Counsel to Her Majesty’s Government (HMG) on U.S. bank regulatory and other issues relating to HMG’s plan to provide financial support to the U.K. banking system.


Counsel to the underwriters on a $6 billion notes offering and subsequent $2 billion notes offering by ING Bank. The offerings were guaranteed by the State of the Netherlands pursuant to its 2008 Credit Guarantee Scheme. The $6 billion offering was the first issue guaranteed pursuant to the Dutch 2008 Credit Guarantee Scheme that was offered and sold into the United States.

  

Lead counsel to Citi as the organizer of a multi-bank financing on a potential pre-bankruptcy acquisition of Lehman by Barclays. The firm is also advising several major financial institutions on credit exposure issues relating to Lehman.


 

Lead counsel to Lloyds TSB on U.S. bank regulatory matters on its acquisition of HBOS. We are also lead U.S. counsel to Lloyds on the investment by HMG.

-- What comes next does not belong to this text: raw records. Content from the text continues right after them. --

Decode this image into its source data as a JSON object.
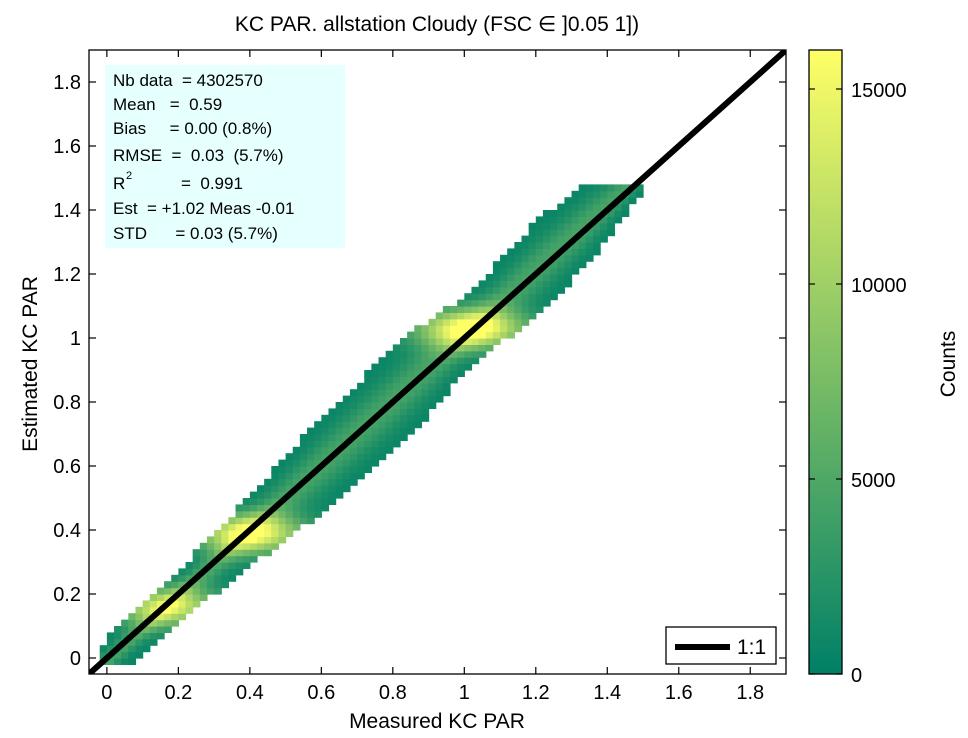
{
  "chart_data": {
    "type": "heatmap",
    "title": "KC PAR. allstation  Cloudy (FSC ∈ ]0.05 1])",
    "xlabel": "Measured KC PAR",
    "ylabel": "Estimated KC PAR",
    "xlim": [
      -0.05,
      1.9
    ],
    "ylim": [
      -0.05,
      1.9
    ],
    "xticks": [
      0,
      0.2,
      0.4,
      0.6,
      0.8,
      1,
      1.2,
      1.4,
      1.6,
      1.8
    ],
    "xtick_labels": [
      "0",
      "0.2",
      "0.4",
      "0.6",
      "0.8",
      "1",
      "1.2",
      "1.4",
      "1.6",
      "1.8"
    ],
    "yticks": [
      0,
      0.2,
      0.4,
      0.6,
      0.8,
      1,
      1.2,
      1.4,
      1.6,
      1.8
    ],
    "ytick_labels": [
      "0",
      "0.2",
      "0.4",
      "0.6",
      "0.8",
      "1",
      "1.2",
      "1.4",
      "1.6",
      "1.8"
    ],
    "grid": false,
    "bin_size": 0.02,
    "density_band": {
      "x_range": [
        -0.02,
        1.48
      ],
      "y_max": 1.48,
      "fit_slope": 1.02,
      "fit_intercept": -0.01,
      "half_width": [
        [
          0.0,
          0.06
        ],
        [
          0.2,
          0.07
        ],
        [
          0.4,
          0.1
        ],
        [
          0.6,
          0.14
        ],
        [
          0.8,
          0.15
        ],
        [
          0.9,
          0.14
        ],
        [
          1.0,
          0.11
        ],
        [
          1.1,
          0.12
        ],
        [
          1.2,
          0.14
        ],
        [
          1.35,
          0.12
        ],
        [
          1.48,
          0.06
        ]
      ],
      "peaks": [
        {
          "x": 0.17,
          "y": 0.16,
          "counts": 12500
        },
        {
          "x": 0.4,
          "y": 0.39,
          "counts": 14500
        },
        {
          "x": 1.02,
          "y": 1.03,
          "counts": 15500
        }
      ],
      "ridge_counts": 4000,
      "edge_counts": 500
    },
    "colorbar": {
      "label": "Counts",
      "range": [
        0,
        16000
      ],
      "ticks": [
        0,
        5000,
        10000,
        15000
      ],
      "tick_labels": [
        "0",
        "5000",
        "10000",
        "15000"
      ],
      "colormap": "summer",
      "color_low": "#008066",
      "color_high": "#ffff66"
    },
    "reference_line": {
      "label": "1:1",
      "slope": 1,
      "intercept": 0,
      "color": "#000000"
    },
    "legend": {
      "position": "bottom-right",
      "entries": [
        "1:1"
      ]
    },
    "stats_box": {
      "background": "#e6ffff",
      "lines": [
        "Nb data  = 4302570",
        "Mean   =  0.59",
        "Bias     = 0.00 (0.8%)",
        "RMSE  =  0.03  (5.7%)",
        "R",
        "Est  = +1.02 Meas -0.01",
        "STD      = 0.03 (5.7%)"
      ],
      "r2_superscript": "2",
      "r2_value": "=  0.991"
    }
  }
}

Counsel to Morgan Stanley on various financial crisis-related matters, including:

  • The bank regulatory, compliance and corporate issues related to its conversion into a bank holding company
  • The structuring of the convertible preferred securities that Morgan Stanley sold to Mitsubishi
  • Its issuance of $10 billion in TARP preferred securities and warrants pursuant to the U.S. Treasury's $250 billion bank capital purchase program
  • Its recent capital-raising activity, including two equity offerings and a non-FDIC guaranteed debt offering totaling over $10 billion, designed to satisfy the Fed's conditions for repaying the TARP preferred securities
  • Its agreement with the U.S. Department of the Treasury to repurchase, for $950 million, the warrant previously issues to the U.S. Treasury pursuant to the TARP Capital Purchase Program

Counsel to PIMCO, a leading global investment management firm, in connection with assignments under TARP (Troubled Assets Relief Program).

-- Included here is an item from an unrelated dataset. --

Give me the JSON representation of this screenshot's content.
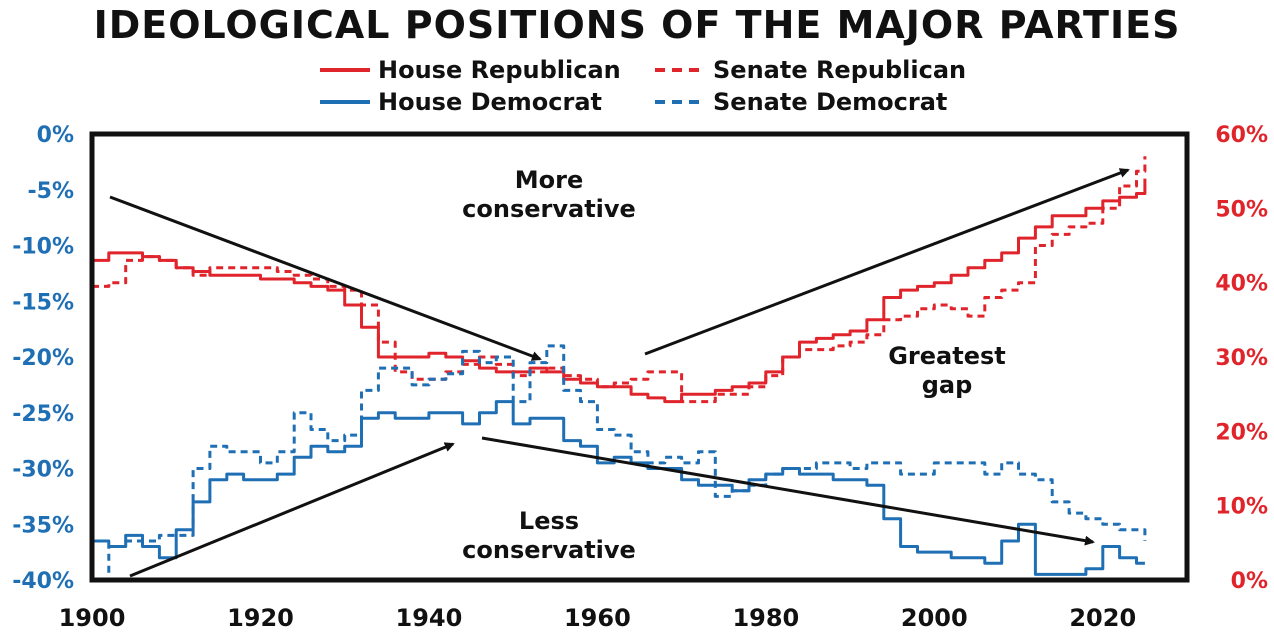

Lead U.S. counsel to The Royal Bank of Scotland Group on an investment by HMG.


Lead counsel to Banco Santander on its $1.9 billion acquisition of Sovereign Bancorp.

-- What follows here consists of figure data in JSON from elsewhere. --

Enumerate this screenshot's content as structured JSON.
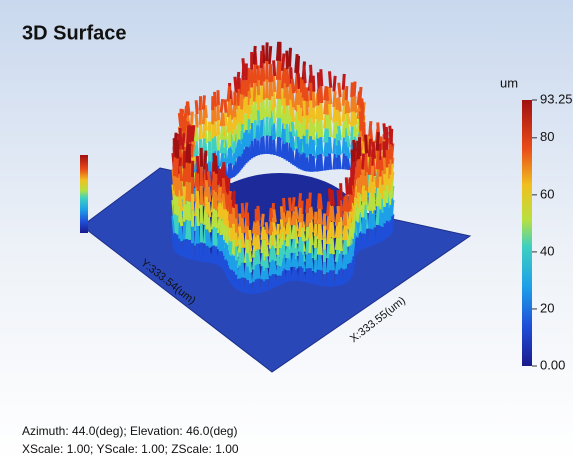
{
  "chart_data": {
    "type": "surface",
    "title": "3D Surface",
    "x_label": "X:333.55(um)",
    "y_label": "Y:333.54(um)",
    "colorbar": {
      "unit": "um",
      "lim": [
        0,
        93.25
      ],
      "ticks": [
        {
          "value": 0,
          "label": "0.00"
        },
        20,
        40,
        60,
        80,
        93.25
      ]
    },
    "footer": [
      "Azimuth: 44.0(deg); Elevation: 46.0(deg)",
      "XScale: 1.00; YScale: 1.00; ZScale: 1.00"
    ]
  }
}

Providing legal and technical support to the Securities Industry and Financial Markets Association, the leading U.S. financial industry association, on financial regulatory issues, including the $700 billion TARP and other U.S. government rescue programs and financial regulatory restructuring, including the creation of a systemic risk regulator.


  

Counsel to the underwriters on a $4 billion offering of senior notes by U.S. Central Federal Credit Union. The notes are guaranteed by the National Credit Union Administration under the Temporary Corporate Credit Union Liquidity Guarantee Program. This was the first public offering by a federal credit union under the Temporary Corporate Credit Union Liquidity Guarantee Program.